- Qaleh Abdollah Location within Iran
- Coordinates: 32°33′31″N 52°07′18″E﻿ / ﻿32.55861°N 52.12167°E
- Country: Iran
- Province: Isfahan
- County: Harand
- District: Ezhiyeh
- Rural District: Kelishad

Population (2016)
- • Total: 192
- Time zone: UTC+3:30 (IRST)

= Qaleh Abdollah, Isfahan =

Village in Isfahan province, Iran

Qaleh Abdollah (قلعه عبداله) (Note: Also romanized as Qal‘eh ‘Abdollāh and Qal‘eh-ye ‘Abdollāh; also known as Qal‘eh Abdullah) is a village in Kelishad Rural District of Ezhiyeh District in Harand County, Isfahan province, Iran.

==Demographics==
===Population===
At the time of the 2006 National Census, the village's population was 188 in 47 households, when it was in Emamzadeh Abdol Aziz Rural District of Jolgeh District (Note: Renamed the Central District of Harand County) in Isfahan County.
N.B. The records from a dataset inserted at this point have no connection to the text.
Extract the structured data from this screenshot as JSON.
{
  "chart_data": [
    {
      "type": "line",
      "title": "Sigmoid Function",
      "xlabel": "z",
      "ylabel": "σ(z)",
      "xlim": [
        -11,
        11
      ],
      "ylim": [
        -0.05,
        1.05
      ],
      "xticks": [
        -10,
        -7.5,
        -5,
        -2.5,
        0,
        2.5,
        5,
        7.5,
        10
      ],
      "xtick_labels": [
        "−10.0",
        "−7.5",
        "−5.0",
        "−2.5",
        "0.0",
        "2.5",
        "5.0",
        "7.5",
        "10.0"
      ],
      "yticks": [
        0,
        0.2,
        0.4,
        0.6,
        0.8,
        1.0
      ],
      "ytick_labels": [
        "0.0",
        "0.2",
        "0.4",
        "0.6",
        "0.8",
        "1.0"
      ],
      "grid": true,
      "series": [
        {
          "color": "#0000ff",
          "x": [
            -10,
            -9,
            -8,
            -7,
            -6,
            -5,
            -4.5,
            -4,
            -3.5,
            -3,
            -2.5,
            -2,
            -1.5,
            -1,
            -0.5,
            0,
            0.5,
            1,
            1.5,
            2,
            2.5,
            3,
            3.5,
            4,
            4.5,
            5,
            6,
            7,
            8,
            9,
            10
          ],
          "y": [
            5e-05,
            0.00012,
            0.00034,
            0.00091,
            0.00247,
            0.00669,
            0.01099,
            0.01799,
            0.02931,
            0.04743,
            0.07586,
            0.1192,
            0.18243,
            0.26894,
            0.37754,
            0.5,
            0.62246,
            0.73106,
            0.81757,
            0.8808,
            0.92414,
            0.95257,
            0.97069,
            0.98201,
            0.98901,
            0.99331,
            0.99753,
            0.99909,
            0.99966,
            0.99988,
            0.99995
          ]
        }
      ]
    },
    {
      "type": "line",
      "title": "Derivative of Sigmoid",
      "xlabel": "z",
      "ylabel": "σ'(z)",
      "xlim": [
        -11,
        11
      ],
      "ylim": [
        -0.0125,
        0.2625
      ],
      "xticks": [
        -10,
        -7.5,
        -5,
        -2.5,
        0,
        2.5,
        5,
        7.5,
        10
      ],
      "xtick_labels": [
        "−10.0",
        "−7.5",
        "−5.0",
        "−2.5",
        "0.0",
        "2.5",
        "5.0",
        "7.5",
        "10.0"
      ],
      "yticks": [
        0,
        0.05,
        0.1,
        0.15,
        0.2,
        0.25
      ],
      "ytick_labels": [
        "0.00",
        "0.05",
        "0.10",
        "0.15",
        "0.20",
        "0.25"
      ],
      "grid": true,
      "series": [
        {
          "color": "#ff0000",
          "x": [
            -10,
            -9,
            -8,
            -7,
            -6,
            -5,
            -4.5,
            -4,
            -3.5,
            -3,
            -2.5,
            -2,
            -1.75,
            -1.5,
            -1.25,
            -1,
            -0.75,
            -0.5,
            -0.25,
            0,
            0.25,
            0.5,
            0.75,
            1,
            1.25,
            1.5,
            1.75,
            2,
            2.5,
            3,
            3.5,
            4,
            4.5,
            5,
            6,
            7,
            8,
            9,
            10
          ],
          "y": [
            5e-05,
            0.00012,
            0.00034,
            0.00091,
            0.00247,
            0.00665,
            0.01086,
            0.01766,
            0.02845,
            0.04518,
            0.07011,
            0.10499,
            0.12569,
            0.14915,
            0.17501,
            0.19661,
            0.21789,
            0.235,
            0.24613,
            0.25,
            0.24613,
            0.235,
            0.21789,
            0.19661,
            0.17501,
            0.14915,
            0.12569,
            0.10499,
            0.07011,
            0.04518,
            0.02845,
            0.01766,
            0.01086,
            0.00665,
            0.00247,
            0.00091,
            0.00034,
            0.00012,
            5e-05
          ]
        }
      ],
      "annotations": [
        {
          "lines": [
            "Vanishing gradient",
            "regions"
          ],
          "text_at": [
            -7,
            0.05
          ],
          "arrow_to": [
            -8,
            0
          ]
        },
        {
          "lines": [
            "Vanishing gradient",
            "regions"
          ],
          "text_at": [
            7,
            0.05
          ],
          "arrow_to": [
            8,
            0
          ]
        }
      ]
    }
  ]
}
The following census in 2011 counted 203 people in 60 households. The 2016 census measured the population of the village as 192 people in 60 households.

In 2021, the district was separated from the county in the establishment of Harand County and renamed the Central District. Qaleh Abdollah was transferred to Kelishad Rural District created in the new Ezhiyeh District.